Social Commerce to Reach $1.2 Trillion by 2025, Accenture Finds
Accenture has predicted that the $492 billion global social commerce industry will grow three times as fast as traditional ecommerce, reaching the $1.2 trillion mark by 2025.
Social commerce, the research firm said, will grow by 26 percent compounded annually through 2025. Currently, it makes up 10 percent of all e-commerce, but it is expected to reach 17 percent by 2025.
Growth is predicted to be driven primarily by Gen Z and Millennial social media users, accounting for 62 percent of global social commerce spend by 2025. Millennials will account for a third of all social commerce spending (or $401 billion) by 2025. Gen Z will be the next highest group, at 29 percent, accounting for $359 billion, followed closely by Gen X, which will make up 28 percent and account for $344 billion in spending. Boomers will make up just 10 percent ($128 billion) of the total.
Accenture defines social commerce as when a person's entire shopping experience, from initial product discovery all the way to the check-out process, takes place on a social media platform.
Slightly less than two thirds (64 percent) of social media users surveyed by Accenture said they made a social commerce purchase in the past year, which Accenture estimates to reflect nearly 2 billion social buyers globally.
"The pandemic showed how much people use social platforms as the entry point for everything they do online—news, entertainment, and communication," said Robin Murdoch, global software and platforms industry lead at Accenture, in the report. "The steady rise in time spent on social media reflects how essential these platforms are in our daily life. They're reshaping how people buy and sell, which provides platforms and brands with new opportunities for user experiences and revenue streams."
While the opportunity is significant for large businesses, individuals and smaller companies also stand to benefit, according to Accenture. More than half (59 percent) of social buyers said they are more likely to support small and medium-sized businesses through social commerce than when shopping through ecommerce websites. Furthermore, 63 percent said they are more likely to buy from the same seller again, showing the benefits of social commerce in building loyalty and driving repeat purchases.

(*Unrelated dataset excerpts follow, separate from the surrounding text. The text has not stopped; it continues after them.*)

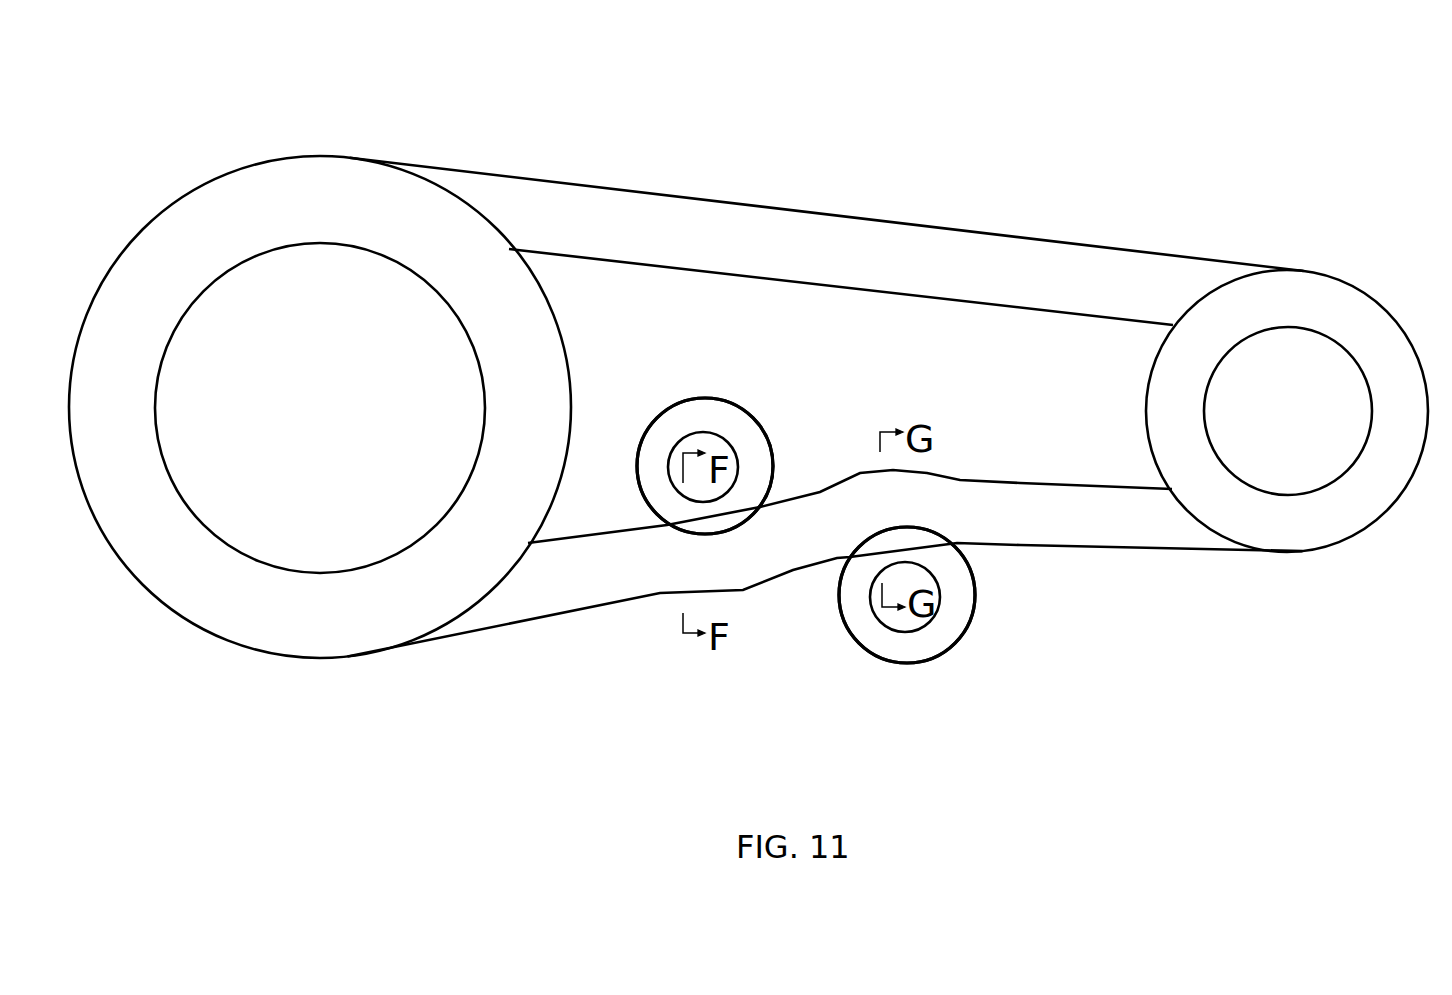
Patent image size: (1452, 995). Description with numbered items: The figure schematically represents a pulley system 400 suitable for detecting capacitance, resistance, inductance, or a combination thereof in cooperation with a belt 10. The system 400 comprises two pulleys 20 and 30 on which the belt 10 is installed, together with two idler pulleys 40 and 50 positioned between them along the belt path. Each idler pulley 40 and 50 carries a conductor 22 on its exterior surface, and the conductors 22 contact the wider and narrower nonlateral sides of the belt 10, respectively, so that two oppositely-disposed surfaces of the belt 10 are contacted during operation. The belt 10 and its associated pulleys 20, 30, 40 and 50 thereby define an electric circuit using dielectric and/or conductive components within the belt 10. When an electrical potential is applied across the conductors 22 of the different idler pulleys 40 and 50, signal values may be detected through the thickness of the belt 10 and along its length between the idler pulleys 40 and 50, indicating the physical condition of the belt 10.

The pulley system 400 is at (1124, 145).
The belt 10 is at (875, 247).
The pulley 20 is at (227, 218).
The pulley 30 is at (1373, 340).
The conductor 22 is at (767, 430).
The idler pulley 40 is at (872, 628).
The idler pulley 50 is at (698, 415).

"Social commerce is a leveling force that is driven by the creativity, ingenuity, and power of people. It empowers smaller brands and individuals and makes big brands reevaluate their relevance for a marketplace of millions of individuals," said Oliver Wright, global consumer goods and services lead at Accenture. "Getting social commerce right will require creators, resellers, and brands to bring their products and services where the consumer is and will be rather than the other way around. It means working together within a dynamic ecosystem of platforms, marketplaces, social media, and influencers to share data, insights, and capabilities to deliver the right incentives and best consumer experience across an integrated digital marketplace."
Half of social media users surveyed, however, indicate they are concerned that social commerce purchases will not be protected or refunded properly, making trust the biggest barrier to adoption.
Trust, the research found, is more important to older generations than younger generations. Older shoppers emphasize security features and value brand familiarity while younger generations are attracted to livestreams and put more faith in buyer reviews.
"Those who have yet to use social commerce say one reason they are held back is their lack of trust in the authenticity of social sellers, while active social commerce users point to poor policies on returns, refunds, and exchanges as an area for improvement," Wright said. "Trust is an issue that will take time to overcome, but the sellers who focus on these areas will be better positioned to grow market share."
Accenture's research also found that by 2025 the highest number of social commerce purchases globally will be in clothing (18 percent), consumer electronics (13 percent) and home décor (7 percent). Fresh food and snack items also represent a large product category (13 percent), and beauty and personal care is expected to capture more than 40 percent of digital spend on average in key markets by 2025.
The study also found geographic differences in how people use social commerce. Eight in 10 social media users in China, for example, turn to social commerce for purchases for a given category, while the majority of social media users in the United States and the United Kingdom have yet to make a purchase via social commerce. Additionally, shoppers in China, India, and Brazil care more about features that help them discover and evaluate potential purchases, while those in the United States and the United Kingdom place more importance on pricing and discounts.